Construite et financée par la Chine à travers un prêt, cette œuvre d’art aux dimensions exceptionnelles, va ouvrir davantage le Mozambique au reste du monde. Le pont de Maputo-Catembe, le plus long en Afrique, est un géant de 3 kilomètres de long et 60 mètres au dessus du niveau de la mer. Ce joyau va permettre de « survoler » la baie de Maputo mais aussi de relier en un temps record la capitale du Mozambique au Sud du pays. De même, il rapprochera le Mozambique de l’Afrique du Sud.

Le projet, s’il sera un objet de soulagement pour désenclaver plusieurs ville du pays,  s’exécute à une période difficile pour l’économie mozambicaine. Même s’il a été conçu à une époque florissante. Mais les porteurs du projet ne veulent pas se laisser ébranler par la crise économique que traverse le pays. Pour eux, rien ne devrait perturber la sérénité et l’avancement du chantier. D’ici fin 2017, le pont devrait être livré et les usagers pourraient y rouler sans entrave.

Sur RFI.fr, Silva Mgaia, Le président de Maputo-Sul qui dirige les travaux, a décrit combien ce projet a fait déplacer des familles entières, 400 signale-t-il ; un des motifs du ralentissement du chantier, explique-t-il. Esquive-t-il ainsi les motifs économiques ? Rien n’est moins sûr. Cependant, on sait que l’Etat du Mozambique pense rentabiliser ce projet par un système de péage.

A ce pont, sont annexés d’autres projets de construction de routes. Et il faudra bien boucler le budget des 785 millions de dollars, y compris la part de l’Etat.

Jusqu’ici, c’est le Nigeria qui dispose du plus long pont suspendu du continent. Inauguré en mai 2013, ce dernier avait été construit par des allemands. 1. 358mètres de longueurs. Lorsque l’axe Maputi-Catembe sera inauguré, il sera alors le nouvel ouvrage qui suscitera admiration sur le continent en termes d’infrastructure routière.
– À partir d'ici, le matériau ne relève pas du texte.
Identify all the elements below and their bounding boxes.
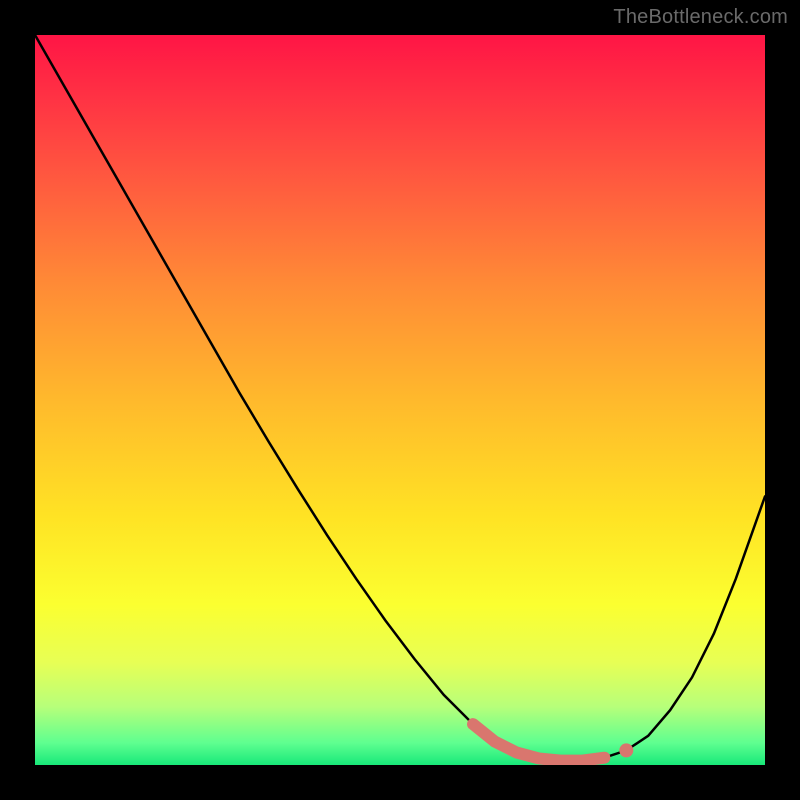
bottleneck-curve <box>35 35 765 761</box>
highlight-segment <box>473 724 604 761</box>
watermark-text: TheBottleneck.com <box>613 6 788 29</box>
curve-layer <box>35 35 765 765</box>
chart-frame: TheBottleneck.com <box>0 0 800 800</box>
highlight-dot <box>619 743 633 757</box>
plot-area <box>35 35 765 765</box>
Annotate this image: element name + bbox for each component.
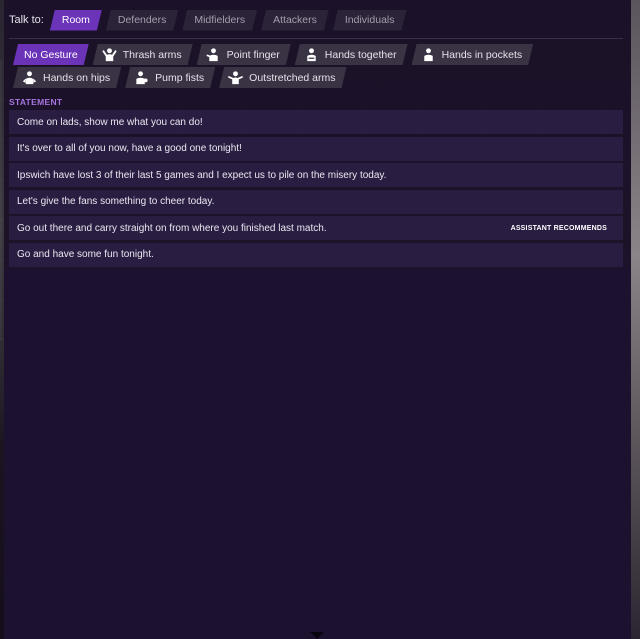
tab-midfielders[interactable]: Midfielders xyxy=(182,10,257,31)
gesture-label: Outstretched arms xyxy=(249,71,336,84)
gesture-label: Point finger xyxy=(226,48,280,61)
tab-individuals[interactable]: Individuals xyxy=(333,10,407,31)
statement-option[interactable]: Go and have some fun tonight. xyxy=(9,242,623,267)
gesture-selector: No Gesture Thrash arms Point finger Hand… xyxy=(13,44,625,88)
talk-to-label: Talk to: xyxy=(9,14,44,26)
statement-option[interactable]: Come on lads, show me what you can do! xyxy=(9,110,623,134)
hands-on-hips-icon xyxy=(22,70,37,85)
outstretched-arms-icon xyxy=(228,70,243,85)
gesture-label: Hands in pockets xyxy=(441,48,523,61)
panel-pointer xyxy=(310,632,324,639)
header-divider xyxy=(9,38,623,39)
thrash-arms-icon xyxy=(102,47,117,62)
statement-option[interactable]: Go out there and carry straight on from … xyxy=(9,216,623,241)
statement-section-label: STATEMENT xyxy=(9,97,63,107)
statement-text: Go out there and carry straight on from … xyxy=(17,222,327,234)
gesture-pump-fists[interactable]: Pump fists xyxy=(125,67,215,88)
talk-to-bar: Talk to: Room Defenders Midfielders Atta… xyxy=(9,9,407,31)
gesture-thrash-arms[interactable]: Thrash arms xyxy=(93,44,193,65)
gesture-hands-in-pockets[interactable]: Hands in pockets xyxy=(412,44,534,65)
statement-text: It's over to all of you now, have a good… xyxy=(17,143,242,155)
statement-text: Go and have some fun tonight. xyxy=(17,249,154,261)
gesture-label: Thrash arms xyxy=(122,48,182,61)
gesture-hands-together[interactable]: Hands together xyxy=(295,44,408,65)
gesture-label: Hands together xyxy=(324,48,397,61)
background-edge xyxy=(631,0,640,639)
gesture-hands-on-hips[interactable]: Hands on hips xyxy=(13,67,121,88)
statement-option[interactable]: Let's give the fans something to cheer t… xyxy=(9,189,623,214)
gesture-no-gesture[interactable]: No Gesture xyxy=(13,44,89,65)
assistant-recommends-badge: ASSISTANT RECOMMENDS xyxy=(510,224,607,232)
statement-option[interactable]: Ipswich have lost 3 of their last 5 game… xyxy=(9,163,623,188)
gesture-outstretched-arms[interactable]: Outstretched arms xyxy=(219,67,346,88)
gesture-label: Hands on hips xyxy=(43,71,111,84)
statement-option[interactable]: It's over to all of you now, have a good… xyxy=(9,136,623,161)
tab-attackers[interactable]: Attackers xyxy=(261,10,329,31)
panel-empty-area xyxy=(4,268,631,639)
hands-together-icon xyxy=(304,47,319,62)
statement-text: Let's give the fans something to cheer t… xyxy=(17,196,215,208)
tab-defenders[interactable]: Defenders xyxy=(106,10,178,31)
gesture-point-finger[interactable]: Point finger xyxy=(197,44,291,65)
hands-in-pockets-icon xyxy=(421,47,436,62)
statement-text: Come on lads, show me what you can do! xyxy=(17,116,203,128)
gesture-label: Pump fists xyxy=(155,71,205,84)
statement-list: Come on lads, show me what you can do! I… xyxy=(9,110,623,270)
point-finger-icon xyxy=(206,47,221,62)
tab-room[interactable]: Room xyxy=(50,10,102,31)
pump-fists-icon xyxy=(134,70,149,85)
gesture-label: No Gesture xyxy=(24,48,78,61)
statement-text: Ipswich have lost 3 of their last 5 game… xyxy=(17,169,387,181)
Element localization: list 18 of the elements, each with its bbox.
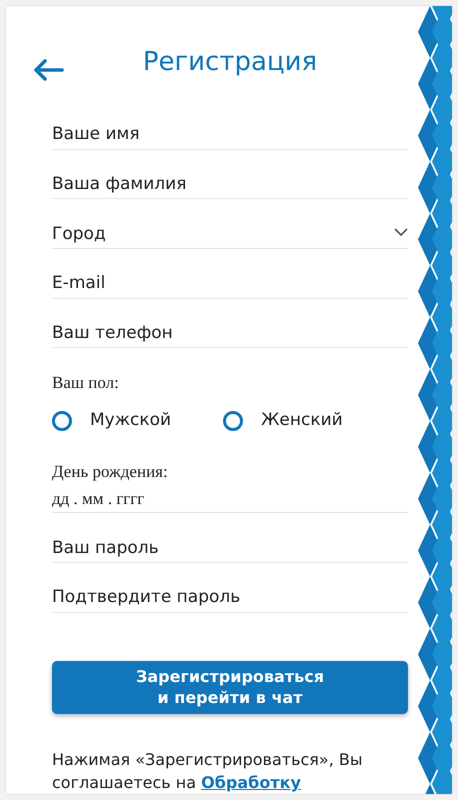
input-field[interactable]: Ваш пароль xyxy=(52,523,408,564)
birthday-label: День рождения: xyxy=(52,461,169,484)
back-arrow-icon xyxy=(32,58,64,82)
gender-radio[interactable]: Женский xyxy=(223,408,343,434)
city-select[interactable]: Город xyxy=(52,209,408,250)
input-field[interactable]: Ваша фамилия xyxy=(52,159,408,200)
input-field[interactable]: E-mail xyxy=(52,258,408,299)
page-title: Регистрация xyxy=(142,46,318,79)
processing-link[interactable]: Обработку xyxy=(201,773,301,792)
input-field[interactable]: Ваше имя xyxy=(52,110,408,150)
chevron-down-icon xyxy=(394,228,408,238)
gender-radio[interactable]: Мужской xyxy=(52,408,172,434)
register-button[interactable]: Зарегистрироваться и перейти в чат xyxy=(52,660,408,714)
input-field[interactable]: Подтвердите пароль xyxy=(52,572,408,613)
gender-label: Ваш пол: xyxy=(52,372,120,394)
consent-text: Нажимая «Зарегистрироваться», Вы соглашаетесь на Обработку xyxy=(52,749,364,794)
input-field[interactable]: Ваш телефон xyxy=(52,308,408,348)
date-field[interactable]: дд . мм . гггг xyxy=(52,484,408,514)
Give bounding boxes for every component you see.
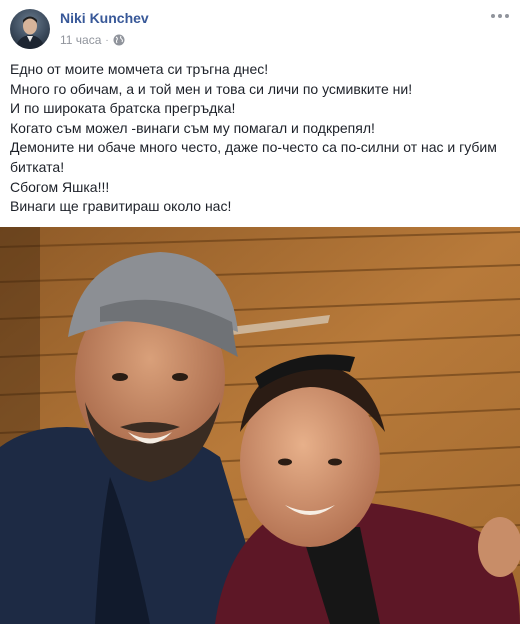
post-line: Много го обичам, а и той мен и това си л…: [10, 80, 413, 97]
post-line: Сбогом Яшка!!!: [10, 178, 110, 195]
post-line: Винаги ще гравитираш около нас!: [10, 198, 232, 215]
post-photo[interactable]: [0, 227, 520, 624]
author-avatar[interactable]: [10, 9, 50, 49]
post-line: Когато съм можел -винаги съм му помагал …: [10, 119, 375, 136]
post-meta: 11 часа ·: [60, 33, 125, 47]
globe-icon[interactable]: [113, 34, 125, 46]
post-timestamp[interactable]: 11 часа: [60, 33, 101, 47]
more-options-icon[interactable]: [490, 10, 510, 22]
more-dot: [505, 14, 509, 18]
post-line: битката!: [10, 158, 65, 175]
post-text: Едно от моите момчета си тръгна днес! Мн…: [10, 60, 510, 217]
author-name-link[interactable]: Niki Kunchev: [60, 10, 149, 26]
post-header: Niki Kunchev 11 часа ·: [0, 0, 520, 56]
more-dot: [491, 14, 495, 18]
post-line: Едно от моите момчета си тръгна днес!: [10, 61, 269, 77]
post-line: И по широката братска прегръдка!: [10, 100, 236, 117]
more-dot: [498, 14, 502, 18]
post-line: Демоните ни обаче много често, даже по-ч…: [10, 139, 497, 156]
meta-separator: ·: [105, 34, 109, 46]
facebook-post: Niki Kunchev 11 часа · Едно от моите мом…: [0, 0, 520, 624]
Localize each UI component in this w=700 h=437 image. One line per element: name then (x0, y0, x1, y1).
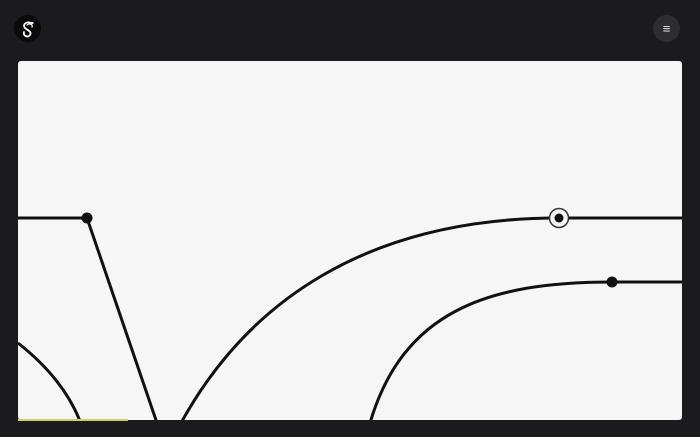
drawing-canvas[interactable] (18, 61, 682, 420)
curve-node (606, 276, 618, 288)
swirl-monogram-icon (22, 21, 34, 37)
curve-segment (369, 280, 682, 420)
logo[interactable] (14, 15, 41, 42)
curve-segment (180, 216, 682, 420)
hamburger-menu-icon: ≡ (662, 21, 671, 36)
menu-button[interactable]: ≡ (653, 15, 680, 42)
selected-node (554, 213, 564, 223)
progress-bar (18, 419, 129, 421)
curve-node (81, 212, 93, 224)
curve-segment (85, 217, 158, 420)
curve-drawing (18, 207, 682, 420)
curve-segment (18, 341, 82, 420)
bottom-strip (18, 420, 682, 437)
Le Mozambique peut-il financer sa part de l’ouvrage ? Cette question restera le sujet de discorde au sein de la société civile mozambicaine. Mais une fois l’œuvre réalisée, on pourrait mesurer son réel impact sur la vie socio-économique du pays. Pour l’heure, le plus grand défi sera la transparence dans la gestion des fonds pour la réalisation de cet ambitieux projet, histoire de ne donner trop tôt raisons aux langues critiques. Situation qui, au cas échéant, ne manquera pas de ternir l’éclat de cet chef d’œuvre.